Antijüdisches Relief darf an Kirche bleiben: Interview mit Dr. Martin Bock zu BGH-Urteil
Der Bundesgerichtshof (BGH) hat kürzlich entschieden, dass ein als „Judensau“ bezeichnetes Sandsteinrelief aus dem 13. Jahrhundert an der Stadtkirche Wittenberg in Sachsen-Anhalt nicht entfernt werden muss. Durch eine Bodenplatte und einen Aufsteller mit erläuterndem Text habe die Kirchengemeinde das „Schandmal“ in ein „Mahnmal“ umgewandelt, sagten die obersten Zivilrichterinnen und -richter Deutschlands (Az.: VI ZR 172/20). Ein Gespräch mit Dr. Martin Bock, Pfarrer und Akademieleiter Melanchthon-Akademie Köln, zu dem BGH-Urteil:
Was bedeutet das Urteil des BGH für die Darstellungen am Kölner Dom?

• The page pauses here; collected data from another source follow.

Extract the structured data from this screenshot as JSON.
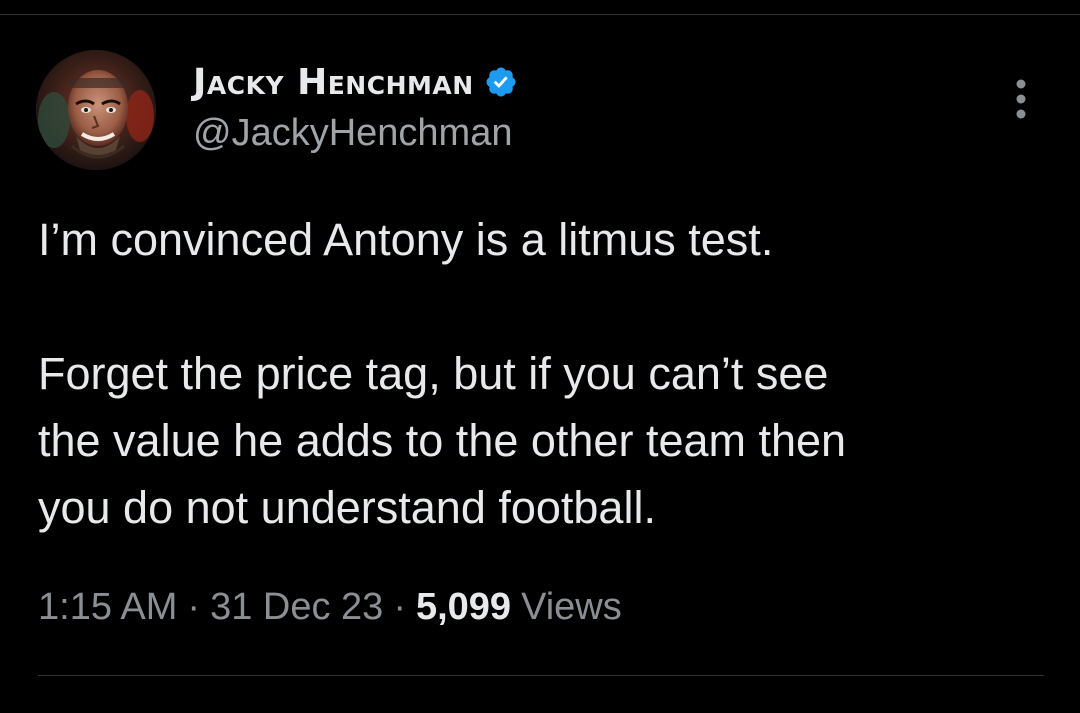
{
  "tweet": {
    "author": {
      "display_name": "Jacky Henchman",
      "handle": "@JackyHenchman",
      "verified": true,
      "avatar_icon": "profile-photo"
    },
    "more_icon": "more-options-icon",
    "text": {
      "paragraph_1": "I’m convinced Antony is a litmus test.",
      "paragraph_2": "Forget the price tag, but if you can’t see\nthe value he adds to the other team then\nyou do not understand football."
    },
    "meta": {
      "time": "1:15 AM",
      "separator": "·",
      "date": "31 Dec 23",
      "views_count": "5,099",
      "views_label": "Views"
    }
  },
  "colors": {
    "background": "#000000",
    "primary_text": "#e7e9ea",
    "secondary_text": "#8b8f94",
    "verified_blue": "#1d9bf0",
    "divider": "#2f3336"
  }
}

Martin Bock: Das Urteil bedeutet, dass es keine einfachen Antworten auf die Frage nach dem Umgang mit den antijüdischen Artefakten im Kölner Dom gibt. Das Urteil bedeutet aber auch, dass diese sogenannten Artefakte, für die es eine ökumenische und gesamtgesellschaftliche Verantwortung gibt, weiter einer Kommentierung bedürfen, die erstens für möglichst viele Menschen verständlich ist, die zweitens die tiefe antijüdische Verseuchung, die Israelvergessenheit der gesamten christlichen Theologie aufzeigt und drittens deutlich macht, dass wir uns Gottseidank seit einigen Jahrzehnten auf einem ökumenischen Weg der Umkehr und Erneuerung befinden. Anders als in Wittenberg, wo schon seit den 1980er Jahren eine „bußkritische“ Kommentierung der unsäglichen Darstellung der Judensau begonnen hat, ist dieser Aufklärungsweg in Köln noch ein recht frischer. Hier in Köln hat die Melanchthon-Akademie dazu den ersten Schritt getan, als sie 2002 eine Tagung zum Thema „Gewalt im Kopf. Tod im Topf“ veranstaltete. In diesem Rahmen trat der Aktionskünstler Wolfram Kastner auf, der vor dem Dom mit einem Plakat „Judensau!“ auf die Artefakte aufmerksam machte. Man kann sich vorstellen, was das für einen Wirbel gemacht hat, auch im Domkapitel. Der zweite Schritt ging dann von der Karl Rahner-Akademie aus. Das war 2006. Mehr als zehn Jahre später hat sich dann das Domkapitel das Thema zu eigen gemacht, Texte zu den Artefakten neu veröffentlicht und gemeinsam mit der Kölnischen Gesellschaft für christlich-jüdische Zusammenarbeit eine Arbeitsgruppe „Der Dom und die Juden“ begründet, in der auch Vertreter der Synagogengemeinde und der evangelischen Kirche mitarbeiten. So ist deutlich, dass es eine gemeinsame getragene Verantwortung gibt, in Zukunft erkennbar zu machen, dass das Christentum seine antijüdische Geschichte so selbstkritisch wie nur möglich betrachtet.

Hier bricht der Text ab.